Back in Fresno, Kiki makes a gamble of his own, taking a job in Guadalajara when it becomes clear that his career in California has hit a bureaucratic dead end. At first, it seems like he’s just about to hit the same wall in a different place, as his superior officers make it clear that they don’t make any arrests, instead spending their nights buying drinks for everyone and passing along what information they gather. The only improvement seems to be that his coworkers are less overtly racist, if at all.
But Kiki, like Gallardo, is ambitious. He knows the CIA (who have street cred, unlike the fledgling DEA) has its fingers in the pie, and a quick look around the watering hole reveals cops and drug lords (including El Azul) alike. That revelation is the final shot of the episode, and it’s a thrilling cap to the hour as well as a promising jumping-off point for the rest of the season.
• Again, Narcos: Mexico is a companion series, so let’s thank our lucky stars that it uses the same theme song, “Tuyo,” which remains one of the sexiest opening credits songs in recent memory.
• To return quickly to “I love when Diego Luna is mean,” there’s something chilling about the way Gallardo is willing to sit right next to a freshly dead body as he waits for the next phase of his plan to kick into motion.
• Don Neto is a pain, but I have to admit that I laughed when he took one look at Rafa heading off into a college building with a pink backpack and asked, “Is he looking for vocational guidance or what?”
• R.I.P. the Naranjo brothers and their bowl cuts.
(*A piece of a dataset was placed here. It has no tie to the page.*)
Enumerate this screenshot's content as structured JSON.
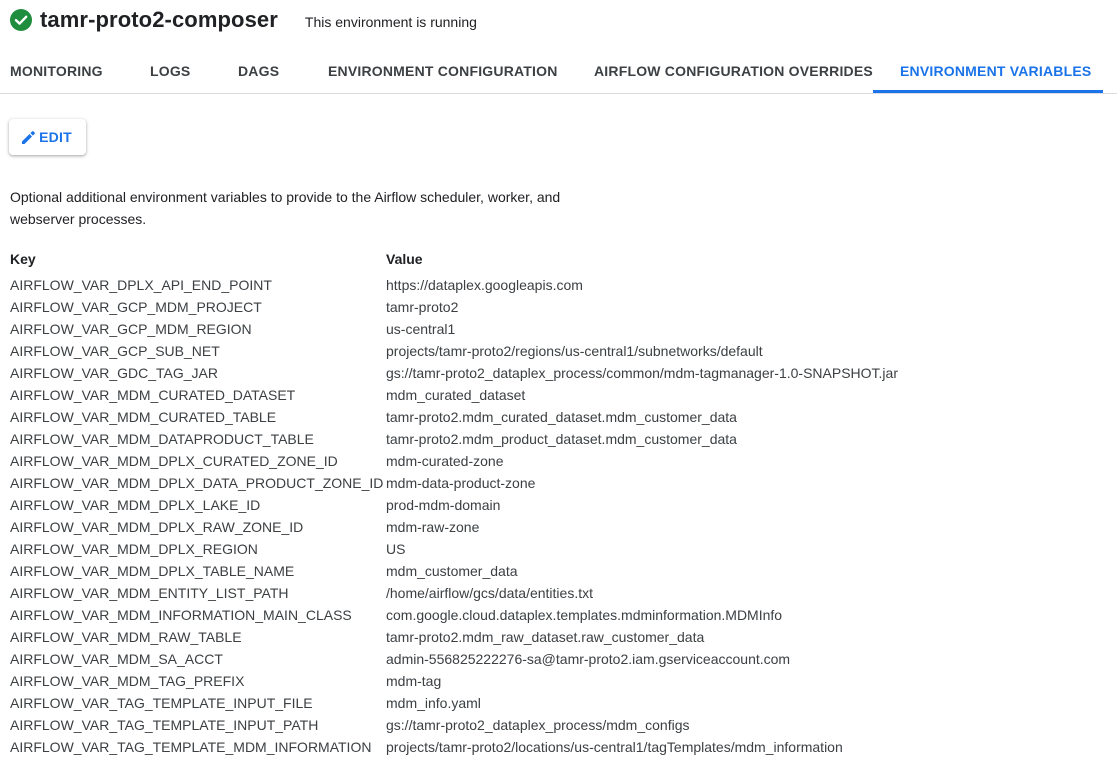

• A potentially boring bullet point: the risk inherent in telling the story of something that actually happened is that that knowledge can lower the dramatic stakes. If you already know what happens, who lives and who dies, a little of the tension saps out of the room, and it’s up to how the story is told to pick up the slack. Based on one episode, I’m tempted to say that I think Narcos: Mexico will pull it off à la Better Call Saul, but we’ll see if I have to eat my hat by the end of the season.